Guarino si batté fino alla sua decadenza da ministro delle Partecipazione statali nell’aprile 1993 (il ministero venne poi abolito tramite referendum) per un programma di privatizzazioni che desse vita a grandi gruppi finanziari e imprenditoriali sul modello giapponese o sudcoreano, senza lasciare le singole aziende in mano a privati italiani senza capitali né capacità imprenditoriali. Voleva evitare la creazione di un “sub-sistema industriale privato”, mentre serviva creare campioni europei, dunque globali, che resistessero alla competizione fra “sistemi Paese”: “Un obiettivo strategico potrebbe pertanto farsi consistere nel dar vita a due o tre gruppi, che per loro dimensione e capacità finanziaria siano in grado di reggere con successo all’urto della concorrenza globale”.
È oggi chiaro che lo spezzatino e la scomparsa della politica industriale, in nome di una sbandierata (quanto teorica) “concorrenza”, ben incarnate dall’era Draghi come direttore generale del Tesoro (1991-2001), ha fallito sulle questioni chiave. Sul fronte energetico, le società privatizzate (con lo Stato azionista di controllo, ma passivo, in Eni e Enel) hanno lesinato gli investimenti nella decarbonizzazione e non sono state in grado di garantire la sicurezza energetica degli italiani diversificando adeguatamente le importazioni. In generale le società privatizzate hanno risparmiato sugli investimenti in sicurezza (vedi ponte Morandi) e in nuove tecnologie, lasciando l’Italia ai margini in settori strategici come telecomunicazioni e ingegneria elettromeccanica.

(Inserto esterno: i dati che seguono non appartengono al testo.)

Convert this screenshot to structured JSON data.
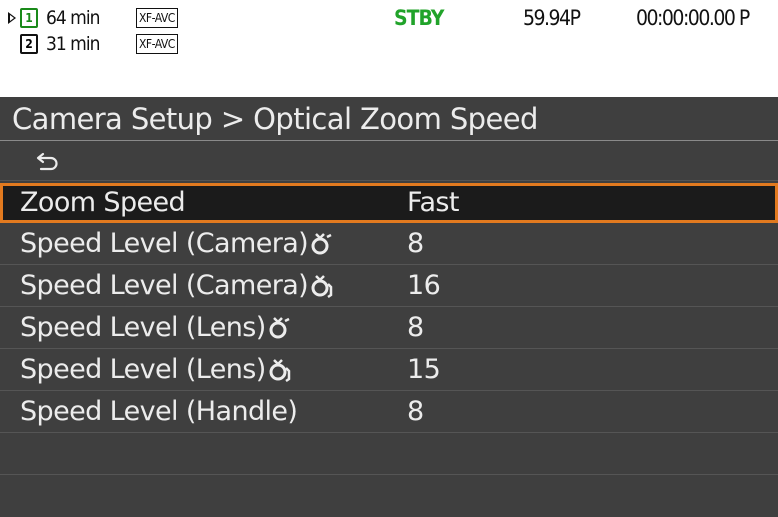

Le nuove società privatizzate, specie quando gestiscono servizi di interesse generale, si sono trasformate in macchine per remunerare azionisti italiani e stranieri, senza riguardo per i prezzi (gli aumenti delle tariffe sono stati costantemente più alti dell’inflazione), per la necessità di investire nelle aree più depresse del Paese, per la necessità di promuovere buona occupazione e partecipazione dei lavoratori alla gestione delle imprese.

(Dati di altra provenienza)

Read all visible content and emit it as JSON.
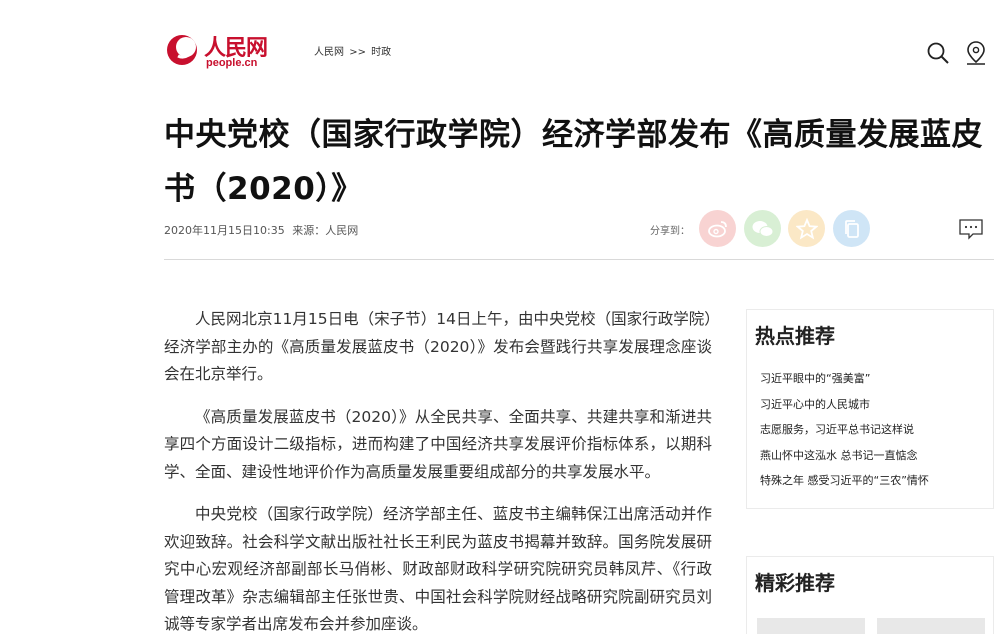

Il piano Guarino non avrebbe bloccato le privatizzazioni, ma consentito all’Italia di rafforzare le spalle finanziare e tecnologiche della nostra industria con gruppi sistemici in grado di “fertilizzarsi” reciprocamente e competere a livello internazionale. A 30 anni dal fallimento del suo piano, l’auspicio è che se ne riprenda, se non la lettera, quantomeno lo spirito.